Disclosure: I have no positions in any stocks mentioned, and no plans to initiate any positions within the next 72 hours. (More...)
The unemployment rate fell in September to its lowest level since January 2009, suggesting that summer job growth was stronger than previously thought.
Employers added a seasonally adjusted 114,000 jobs, a tepid pace that was accompanied by data revisions boosting the number of positions added in previous months by 86,000. The new figures showed that the nation added 181,000 jobs in July and 142,000 jobs in August, and that third-quarter job growth was far higher than in the spring.
Still, part of the growth came from a surge in the number of people taking part-time jobs because full-time slots weren't available. Of the 104,000 new private-sector jobs, the bulk came in health care, which added 44,000, and transportation and warehousing. Manufacturing employment fell by 16,000. (WSJ)
The charts below, from Doug Short, illustrate why the consumer side of the U.S. economy is going nowhere.
(click to enlarge)' (click to enlarge) (click to enlarge)
Education Matters
(click to enlarge) Of the 114,000 new jobs, 104,000 were in the private sector. Yet, all of the 86,000 in upward revisions for July and August came in government jobs.
  • Governments have been cutting jobs almost every month since November 2010 but went on a hiring spree lately. Since July, governments have added 73k jobs after laying off 65k employees between January and June. Hmmm…
  • State and local governments have suddenly decided to boost their educational employees: over the past 3 months, state and local education-related jobs have swelled by 23k for state and 79k for local governments. For the latter, the last 3 months' new jobs are only 4k shy of the total job losses of the previous 9 months. Hmmm…
(click to enlarge)
  • Excluding state and local education, governments have continued to cut employment at an average rate of 10k per month.
  • Manufacturing employment fell again (down 38,000 in the last two months).
  • The number of part-time workers for economic reasons grew to 8.6 million in September from 7.7 million in March. Part-Time Work Can't Support Full-Time Spending

Meanwhile, the all important construction sector remains stagnant:
(click to enlarge)
INTERESTING VIEWPOINT:
The September jobs report shocked many due to the big decline in the unemployment rate. Given the ongoing debate about the "quality" of the numbers, we think that a few clarifications are warranted. First, the jobless rate is calculated from the household survey, not the payroll
survey.
This a methodology similar to that used in Canada to report jobs. Canadians are accustomed to the inherent volatility of such surveys and as such, it is customary for us to look at changes over a 6-month period to really gauge the underlying trends in labour markets (that's what the Bank of Canada does). So what is the situation in the U.S.?
As today's Hot Chart shows, the U.S created 838K full-time jobs in September but the cumulative 6-month change is still showing a loss of 64K (part-time jobs are up a million over the period). The labour force showed a large increase of 418K jobs on the month, but we are still down 356K since March. The part rate, employment rate are also not that much different than they were last spring.

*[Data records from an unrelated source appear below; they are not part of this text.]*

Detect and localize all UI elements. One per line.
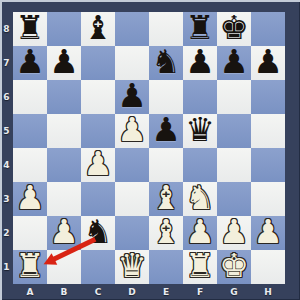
chess-board-frame: 87654321 ABCDEFGH ♜♝♜♚♟♟♞♟♟♟♟♟♟♛♟♟♝♞♟♞♝♟… — [0, 0, 300, 300]
square-h4[interactable] — [251, 148, 285, 182]
square-a4[interactable] — [13, 148, 47, 182]
file-label-C: C — [81, 284, 115, 300]
square-e5[interactable]: ♟ — [149, 114, 183, 148]
square-d2[interactable] — [115, 216, 149, 250]
white-pawn[interactable]: ♟ — [15, 181, 45, 215]
square-b4[interactable] — [47, 148, 81, 182]
rank-label-5: 5 — [0, 114, 13, 148]
square-g2[interactable]: ♟ — [217, 216, 251, 250]
square-f2[interactable]: ♟ — [183, 216, 217, 250]
square-h7[interactable]: ♟ — [251, 46, 285, 80]
square-e3[interactable]: ♝ — [149, 182, 183, 216]
black-pawn[interactable]: ♟ — [49, 45, 79, 79]
file-label-B: B — [47, 284, 81, 300]
square-b2[interactable]: ♟ — [47, 216, 81, 250]
square-g7[interactable]: ♟ — [217, 46, 251, 80]
white-pawn[interactable]: ♟ — [83, 147, 113, 181]
square-b6[interactable] — [47, 80, 81, 114]
rank-label-2: 2 — [0, 216, 13, 250]
square-g1[interactable]: ♚ — [217, 250, 251, 284]
white-king[interactable]: ♚ — [219, 249, 249, 283]
white-pawn[interactable]: ♟ — [219, 215, 249, 249]
black-queen[interactable]: ♛ — [185, 113, 215, 147]
black-knight[interactable]: ♞ — [151, 45, 181, 79]
white-pawn[interactable]: ♟ — [117, 113, 147, 147]
square-g4[interactable] — [217, 148, 251, 182]
square-b1[interactable] — [47, 250, 81, 284]
white-pawn[interactable]: ♟ — [185, 215, 215, 249]
black-pawn[interactable]: ♟ — [15, 45, 45, 79]
square-a2[interactable] — [13, 216, 47, 250]
square-e4[interactable] — [149, 148, 183, 182]
square-b7[interactable]: ♟ — [47, 46, 81, 80]
black-king[interactable]: ♚ — [219, 11, 249, 45]
white-pawn[interactable]: ♟ — [49, 215, 79, 249]
file-label-E: E — [149, 284, 183, 300]
square-c3[interactable] — [81, 182, 115, 216]
square-d4[interactable] — [115, 148, 149, 182]
square-a6[interactable] — [13, 80, 47, 114]
square-e8[interactable] — [149, 12, 183, 46]
file-label-G: G — [217, 284, 251, 300]
square-d3[interactable] — [115, 182, 149, 216]
black-rook[interactable]: ♜ — [15, 11, 45, 45]
square-a3[interactable]: ♟ — [13, 182, 47, 216]
square-b5[interactable] — [47, 114, 81, 148]
square-f5[interactable]: ♛ — [183, 114, 217, 148]
square-a1[interactable]: ♜ — [13, 250, 47, 284]
square-b8[interactable] — [47, 12, 81, 46]
square-h2[interactable]: ♟ — [251, 216, 285, 250]
square-f3[interactable]: ♞ — [183, 182, 217, 216]
square-f4[interactable] — [183, 148, 217, 182]
black-knight[interactable]: ♞ — [83, 215, 113, 249]
square-c1[interactable] — [81, 250, 115, 284]
rank-label-6: 6 — [0, 80, 13, 114]
black-pawn[interactable]: ♟ — [117, 79, 147, 113]
rank-labels: 87654321 — [0, 12, 13, 284]
square-c4[interactable]: ♟ — [81, 148, 115, 182]
square-g3[interactable] — [217, 182, 251, 216]
black-pawn[interactable]: ♟ — [253, 45, 283, 79]
square-a8[interactable]: ♜ — [13, 12, 47, 46]
square-a7[interactable]: ♟ — [13, 46, 47, 80]
rank-label-4: 4 — [0, 148, 13, 182]
square-e7[interactable]: ♞ — [149, 46, 183, 80]
black-pawn[interactable]: ♟ — [219, 45, 249, 79]
square-h3[interactable] — [251, 182, 285, 216]
white-knight[interactable]: ♞ — [185, 181, 215, 215]
square-b3[interactable] — [47, 182, 81, 216]
rank-label-3: 3 — [0, 182, 13, 216]
square-c7[interactable] — [81, 46, 115, 80]
square-d1[interactable]: ♛ — [115, 250, 149, 284]
white-rook[interactable]: ♜ — [185, 249, 215, 283]
square-f1[interactable]: ♜ — [183, 250, 217, 284]
square-e1[interactable] — [149, 250, 183, 284]
rank-label-7: 7 — [0, 46, 13, 80]
square-g8[interactable]: ♚ — [217, 12, 251, 46]
square-c6[interactable] — [81, 80, 115, 114]
rank-label-1: 1 — [0, 250, 13, 284]
square-h1[interactable] — [251, 250, 285, 284]
black-rook[interactable]: ♜ — [185, 11, 215, 45]
square-h8[interactable] — [251, 12, 285, 46]
square-h6[interactable] — [251, 80, 285, 114]
file-label-F: F — [183, 284, 217, 300]
square-d6[interactable]: ♟ — [115, 80, 149, 114]
white-pawn[interactable]: ♟ — [253, 215, 283, 249]
file-labels: ABCDEFGH — [13, 284, 285, 300]
white-rook[interactable]: ♜ — [15, 249, 45, 283]
square-h5[interactable] — [251, 114, 285, 148]
chess-board: ♜♝♜♚♟♟♞♟♟♟♟♟♟♛♟♟♝♞♟♞♝♟♟♟♜♛♜♚ — [13, 12, 285, 284]
square-a5[interactable] — [13, 114, 47, 148]
rank-label-8: 8 — [0, 12, 13, 46]
file-label-D: D — [115, 284, 149, 300]
white-queen[interactable]: ♛ — [117, 249, 147, 283]
square-f7[interactable]: ♟ — [183, 46, 217, 80]
square-c5[interactable] — [81, 114, 115, 148]
square-c8[interactable]: ♝ — [81, 12, 115, 46]
black-pawn[interactable]: ♟ — [151, 113, 181, 147]
black-bishop[interactable]: ♝ — [83, 11, 113, 45]
square-d5[interactable]: ♟ — [115, 114, 149, 148]
square-e2[interactable]: ♝ — [149, 216, 183, 250]
square-f6[interactable] — [183, 80, 217, 114]
white-bishop[interactable]: ♝ — [151, 181, 181, 215]
square-d8[interactable] — [115, 12, 149, 46]
file-label-H: H — [251, 284, 285, 300]
square-g6[interactable] — [217, 80, 251, 114]
square-g5[interactable] — [217, 114, 251, 148]
square-f8[interactable]: ♜ — [183, 12, 217, 46]
file-label-A: A — [13, 284, 47, 300]
square-e6[interactable] — [149, 80, 183, 114]
square-d7[interactable] — [115, 46, 149, 80]
black-pawn[interactable]: ♟ — [185, 45, 215, 79]
white-bishop[interactable]: ♝ — [151, 215, 181, 249]
square-c2[interactable]: ♞ — [81, 216, 115, 250]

The bottom-line is that the good performance in September does not change the fact that the trend remains uninspiring over the past six months. What's more, the outlook is not that great. As shown, the Monster on-line jobs index (a leading indicator) recorded its biggest drop since October 2010 this month. This points to a rising jobless rate.
(click to enlarge)
In all, my "educated" guess is that the October report will not be so good and that the basic slow trend remains.

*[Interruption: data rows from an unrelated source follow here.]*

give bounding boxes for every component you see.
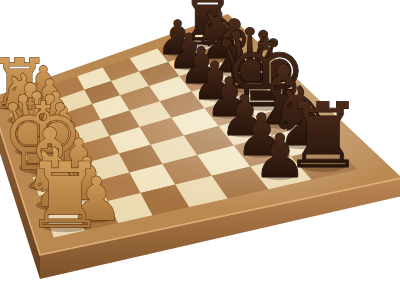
- white-rook[interactable]: ♜: [25, 143, 106, 248]
- black-pawn[interactable]: ♟: [253, 121, 307, 191]
- chessboard-photo: ♜♟♞♟♝♟♛♟♟♚♜♟♟♞♝♟♟♝♟♞♛♟♟♜♚♟♟♝♟♞♟♜: [0, 0, 400, 300]
- chess-board: ♜♟♞♟♝♟♛♟♟♚♜♟♟♞♝♟♟♝♟♞♛♟♟♜♚♟♟♝♟♞♟♜: [0, 0, 400, 300]
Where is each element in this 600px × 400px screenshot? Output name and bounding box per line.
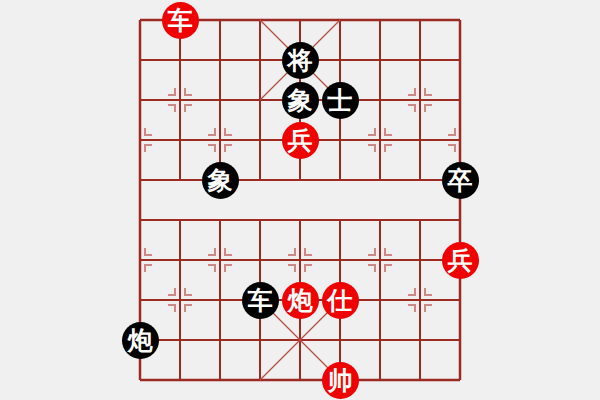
black-elephant[interactable]: 象 (282, 82, 319, 119)
black-advisor[interactable]: 士 (322, 82, 359, 119)
pieces-layer: 车将象士兵象卒兵车炮仕炮帅 (0, 0, 600, 400)
black-soldier[interactable]: 卒 (442, 162, 479, 199)
red-soldier[interactable]: 兵 (282, 122, 319, 159)
black-elephant[interactable]: 象 (202, 162, 239, 199)
red-cannon[interactable]: 炮 (282, 282, 319, 319)
black-general[interactable]: 将 (282, 42, 319, 79)
red-chariot[interactable]: 车 (162, 2, 199, 39)
black-chariot[interactable]: 车 (242, 282, 279, 319)
red-advisor[interactable]: 仕 (322, 282, 359, 319)
red-soldier[interactable]: 兵 (442, 242, 479, 279)
xiangqi-board-screen: 车将象士兵象卒兵车炮仕炮帅 (0, 0, 600, 400)
red-general[interactable]: 帅 (322, 362, 359, 399)
black-cannon[interactable]: 炮 (122, 322, 159, 359)
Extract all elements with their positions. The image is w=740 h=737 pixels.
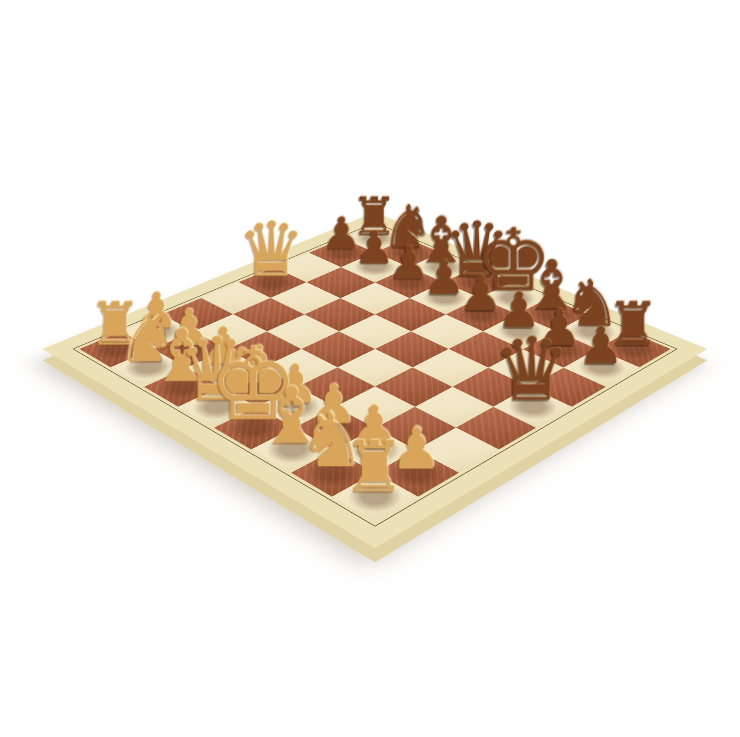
product-photo-scene: ♜♞♝♛♚♝♞♜♟♟♟♟♟♟♟♟♛♛♟♟♟♟♟♟♟♟♜♞♝♛♚♝♞♜ (0, 0, 740, 737)
black-queen-spare: ♛ (493, 326, 571, 413)
black-pawn: ♟ (459, 270, 502, 318)
square-h1: ♜ (332, 473, 418, 522)
white-queen-spare: ♛ (238, 212, 306, 288)
white-rook: ♜ (343, 432, 406, 502)
black-pawn: ♟ (578, 320, 624, 371)
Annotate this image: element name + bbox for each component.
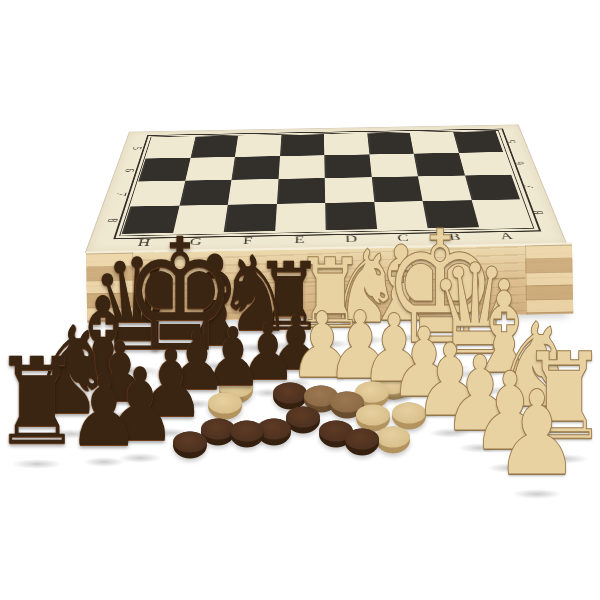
checker-disc-light: [376, 427, 410, 454]
square-e7: [276, 178, 325, 204]
rank-label-8-left: 8: [104, 218, 121, 222]
checker-disc-dark: [273, 383, 307, 410]
square-d6: [324, 154, 371, 178]
rank-label-6-left: 6: [121, 168, 136, 172]
square-h7: [130, 181, 185, 207]
rank-label-6-right: 6: [513, 161, 528, 164]
checker-disc-dark: [286, 407, 320, 434]
square-e5: [280, 134, 325, 156]
dark-rook-glyph: ♜: [0, 342, 81, 462]
checker-disc-dark: [230, 421, 264, 448]
checker-disc-dark: [345, 429, 379, 456]
checker-disc-dark: [173, 432, 207, 459]
square-b5: [410, 132, 459, 154]
rank-label-7-left: 7: [113, 192, 129, 196]
rank-label-5-left: 5: [129, 146, 143, 149]
chess-set-photo: HGFEDCBA 5678 5678 ♜♞♝♟♟♟♟♟♟♟♟♛♚♝♞♜♜♞♝♚♛…: [0, 0, 600, 600]
checker-disc-light: [208, 393, 242, 420]
square-a6: [458, 152, 511, 176]
square-c6: [369, 154, 418, 178]
square-e6: [278, 155, 325, 179]
square-f5: [235, 135, 281, 157]
square-d5: [324, 133, 369, 155]
rank-label-8-right: 8: [531, 210, 548, 214]
square-f6: [231, 156, 279, 180]
square-g6: [185, 157, 235, 181]
square-h6: [138, 158, 190, 182]
square-b6: [414, 153, 465, 177]
square-c5: [367, 133, 414, 155]
light-pawn-glyph: ♟: [494, 375, 580, 492]
square-f7: [228, 179, 278, 205]
rank-label-5-right: 5: [505, 140, 519, 143]
square-g5: [190, 136, 238, 158]
square-h5: [146, 137, 196, 159]
rank-label-7-right: 7: [521, 185, 537, 189]
square-g7: [179, 180, 231, 206]
square-e8: [275, 203, 326, 231]
square-d7: [325, 177, 374, 203]
square-a5: [453, 131, 503, 153]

The YoY growth rate in employment is still 1.4%, but monthly trends continue to point to a slowdown to 1.2%. Combined with slow wage growth and inflation stuck in the 1.5-2.5% range, consumer spending will likely remain weak well into 2013.
Domestic earnings will be harder to come by during 2013 while the rest of the world will continue to struggle.
Equity markets are very cheap at present, but a slowing U.S. economy will add to investors' angst about Europe and China, keeping equities undervalued for a while longer (PE's, QEs and Saudis). Prudence remains paramount.